La Cour suprême rendra ce matin une décision très attendue sur la réforme du Sénat, en particulier par le gouvernement du Québec, qui s'est fait l'un des opposants les plus farouches de l'approche unilatérale proposée par le gouvernement Harper.

Ottawa affirme qu'il peut, sans consulter les provinces, limiter la durée du mandat des sénateurs à huit ans et instaurer un processus de consultation de la population avant de les nommer. Il juge également qu'il n'a pas besoin de l'appui de toutes les provinces pour abolir la Chambre haute.

Nombreux opposants

Plusieurs s'opposent à ces changements unilatéraux. Québec estime que les amendements relatifs à la durée et au mode de sélection des sénateurs nécessitent l'appui de sept provinces qui représentent 50% de la population canadienne. Il juge que l'unanimité est requise pour l'abolition de l'institution.

«Ce n'est pas parce que c'est difficile, ardu [...] qu'il faille court-circuiter ce qui est prévu à la Constitution pour atteindre un but que certains jugent louable, d'autres moins», a déclaré le procureur de la province, Jean-Yves Bernard, lors de sa plaidoirie en novembre.

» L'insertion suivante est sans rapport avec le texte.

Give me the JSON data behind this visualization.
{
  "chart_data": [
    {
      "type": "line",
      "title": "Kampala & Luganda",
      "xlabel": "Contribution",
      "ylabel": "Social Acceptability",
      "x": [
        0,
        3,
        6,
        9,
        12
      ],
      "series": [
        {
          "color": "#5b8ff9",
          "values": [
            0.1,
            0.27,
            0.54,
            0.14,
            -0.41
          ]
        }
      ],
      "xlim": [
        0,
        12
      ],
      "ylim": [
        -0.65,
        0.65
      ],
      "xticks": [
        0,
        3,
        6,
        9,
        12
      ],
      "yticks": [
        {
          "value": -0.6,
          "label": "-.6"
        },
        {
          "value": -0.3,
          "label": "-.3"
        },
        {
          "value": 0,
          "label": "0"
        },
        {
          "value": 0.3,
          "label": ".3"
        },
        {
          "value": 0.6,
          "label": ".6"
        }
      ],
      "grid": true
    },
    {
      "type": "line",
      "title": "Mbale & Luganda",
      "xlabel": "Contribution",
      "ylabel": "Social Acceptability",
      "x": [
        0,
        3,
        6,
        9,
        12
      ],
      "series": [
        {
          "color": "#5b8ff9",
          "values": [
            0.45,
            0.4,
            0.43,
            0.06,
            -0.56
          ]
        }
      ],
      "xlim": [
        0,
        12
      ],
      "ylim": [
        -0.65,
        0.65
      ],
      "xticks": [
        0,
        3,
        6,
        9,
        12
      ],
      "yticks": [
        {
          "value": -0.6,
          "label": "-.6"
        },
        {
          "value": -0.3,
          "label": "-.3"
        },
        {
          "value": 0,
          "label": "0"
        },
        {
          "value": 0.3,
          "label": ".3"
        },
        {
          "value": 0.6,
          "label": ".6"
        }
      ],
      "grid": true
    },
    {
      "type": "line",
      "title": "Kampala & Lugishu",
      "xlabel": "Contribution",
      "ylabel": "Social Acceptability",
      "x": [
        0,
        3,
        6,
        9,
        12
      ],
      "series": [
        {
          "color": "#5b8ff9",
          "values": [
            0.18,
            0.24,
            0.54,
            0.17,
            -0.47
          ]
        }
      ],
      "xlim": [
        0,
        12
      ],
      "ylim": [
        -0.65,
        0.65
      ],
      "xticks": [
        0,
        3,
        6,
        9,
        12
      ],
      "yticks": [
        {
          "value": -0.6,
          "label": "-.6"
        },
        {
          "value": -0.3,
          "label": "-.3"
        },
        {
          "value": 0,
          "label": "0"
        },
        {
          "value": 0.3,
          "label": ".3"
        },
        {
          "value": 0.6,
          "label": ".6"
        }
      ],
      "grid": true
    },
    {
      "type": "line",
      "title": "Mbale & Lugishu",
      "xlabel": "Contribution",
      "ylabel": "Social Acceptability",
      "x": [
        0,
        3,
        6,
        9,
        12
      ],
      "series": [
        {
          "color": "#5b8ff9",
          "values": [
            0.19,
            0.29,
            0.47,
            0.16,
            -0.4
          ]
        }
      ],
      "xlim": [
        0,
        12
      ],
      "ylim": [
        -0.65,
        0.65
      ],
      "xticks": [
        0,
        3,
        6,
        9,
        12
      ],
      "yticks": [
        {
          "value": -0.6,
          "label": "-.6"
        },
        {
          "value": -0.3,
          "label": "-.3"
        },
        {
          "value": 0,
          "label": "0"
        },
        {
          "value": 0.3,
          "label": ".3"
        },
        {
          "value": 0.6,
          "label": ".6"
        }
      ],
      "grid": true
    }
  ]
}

De nombreux experts s'attendent à ce que la Cour rejette les tentatives du gouvernement fédéral. Certains croient cependant qu'elle pourrait laisser la porte ouverte à la limitation unilatérale de la durée du mandat des sénateurs. Le comité sénatorial de la justice s'est penché sur la question et «l'immense majorité des constitutionnalistes ont dit qu'ils ne pourraient pas mettre cela à moins de 12 ans, a noté le sénateur indépendant Jean-Claude Rivest, un ancien conseiller du premier ministre Robert Bourassa. S'ils mettaient cela à moins de 12 ans, le Sénat devient à la merci du premier ministre.»

Planche de salut

Stephen Harper se lancerait sans doute sur une telle planche de salut: «Le premier ministre saisira toutes les occasions offertes par la Cour pour rendre le Sénat démocratique et responsable envers les Canadiens», a déclaré hier le ministre responsable de la Réforme démocratique, Pierre Poilievre.

Une décision défavorable marquerait un énième revers du gouvernement Harper devant la Cour suprême depuis quelques années, après sa défaite dans le renvoi sur la nomination du juge Nadon, notamment.

«En rappelant à ce gouvernement que des négociations sont nécessaires afin de mener à terme les changements qu'il préconise, la Cour suprême risque de mettre sérieusement la table à une réouverture des négociations constitutionnelles au Canada», a écrit Patrick Taillon, professeur de droit à l'Université Laval, dans une lettre publiée par Le Soleil de Québec.

«C'est non seulement l'avenir du Sénat qui se joue à l'occasion de l'avis rendu par la Cour suprême du Canada, mais aussi le rapport de force du Québec dans d'éventuelles négociations qu'Ottawa devra, un jour ou l'autre, se résigner à entreprendre», a ajouté le professeur Taillon.